After converting the raw data into the desired JSON format (see Working with Data), data is then enriched: reshaped and annotated so it can be consumed and stored more easily.

Fields with Target-specific Values

Data needs to be tagged with its location at source. There are standard context variables which are different for each target, and more can be added using to the pipe contexts:

- add:
    output-fields:
    - site: '{{name}}'
    - pipe: '{{pipe}}'

Generated Fields

All data needs a timestamp - this is the processing time at the target:

- time:
    output-field: '@timestamp'

A sequence number can be added to each event (although this is not persistent across restarts):

- script:
    let:
    - seq: 'count()'

A better method would be to use uuid() which would give a unique id.

Calculated Fields

The script action can be used to calculate values for fields. For example, using script let one can anonymize data using hash functions.

script:
    let:
    - name_hash: md5(name)
    - address_hash: md5(address)
remove:
    - name
    - address

This can be used to clean up data that will be stored and further processed outside your private networks.

Hashes are one-way functions, but encryping sensitive fields with encrypt() can be done.

Conditional Fields

If condition is defined, then script will only add fields if the condition is true.

When adding literal strings, it is easier to use set than let. Since add and script never overwrite existing fields by default, this snippet has the effect of adding the field quality to the event with "good" if the field a value > 1, "bad" otherwise.

- script:
    condition: a > 1
    set:
    - quality: good
- script:
    set:
    - quality: bad

The cond function provides a more elegant solution:

- script:
    let:
    - quality: cond(a > 1,"good","bad")

Table Lookup

enrich is an efficient and general way to enrich data with tables read from a CSV file.
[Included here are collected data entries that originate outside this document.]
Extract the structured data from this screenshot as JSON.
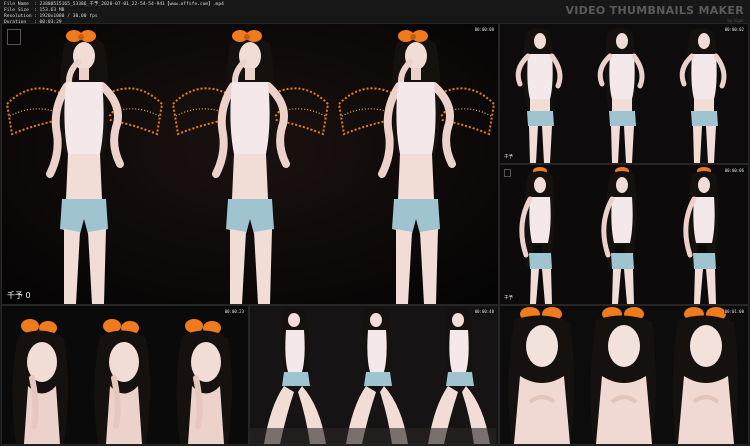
{
  "header": {
    "file_name_label": "File Name",
    "file_name": ": 23880515165_53386_千予_2020-07-01_22-54-54-941【www.offsfe.com】.mp4",
    "file_size_label": "File Size",
    "file_size": ": 153.63 MB",
    "resolution_label": "Resolution",
    "resolution": ": 1920x1080 / 30.00 fps",
    "duration_label": "Duration",
    "duration": ": 00:03:29",
    "brand_title": "VIDEO THUMBNAILS MAKER",
    "brand_sub": "by Vigor"
  },
  "thumbnails": [
    {
      "timestamp": "00:00:08",
      "watermark": "千予  0"
    },
    {
      "timestamp": "00:00:02",
      "watermark": "千予"
    },
    {
      "timestamp": "00:00:06",
      "watermark": "千予"
    },
    {
      "timestamp": "00:00:23",
      "watermark": ""
    },
    {
      "timestamp": "00:00:40",
      "watermark": ""
    },
    {
      "timestamp": "00:01:00",
      "watermark": ""
    }
  ],
  "colors": {
    "background": "#1b1b1b",
    "bow": "#f07a1e",
    "wing_glow": "#ff8a1a",
    "skin": "#f1dcd6",
    "top": "#f4e8ea",
    "shorts": "#9fc3cf",
    "hair": "#15110f"
  },
  "icons": {
    "channel_logo": "logo-icon"
  }
}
In the simplest case, if the value of an event matches a column then we take another column's value on the same row as a new field.

id,name
23,Alice
12,Bob
13,John

So if iden in the event is the same as id in the table, then we will set nice_name to the value of name.

# input: {"iden":12}
# output: {"iden":12,"nice_name":"Bob"}
- enrich
  - lookup-file: names.csv
    match:
    - type: num
      event-field: iden
      lookup-field: id
    add:
        event-field: nice_name
        lookup-field: name

You have to specify a type for the match:

  • str text values
  • num numbers
  • ip IPv4 addresses
  • cidr IPv4 address ranges, like '192.168.1.0/16')
  • num-list separated by commas, like '10,20,30'
  • str-list separated by commas, like 'office,home'
  • num-range ranges, like '10-23'

There can be multiple matches that must be satisfied.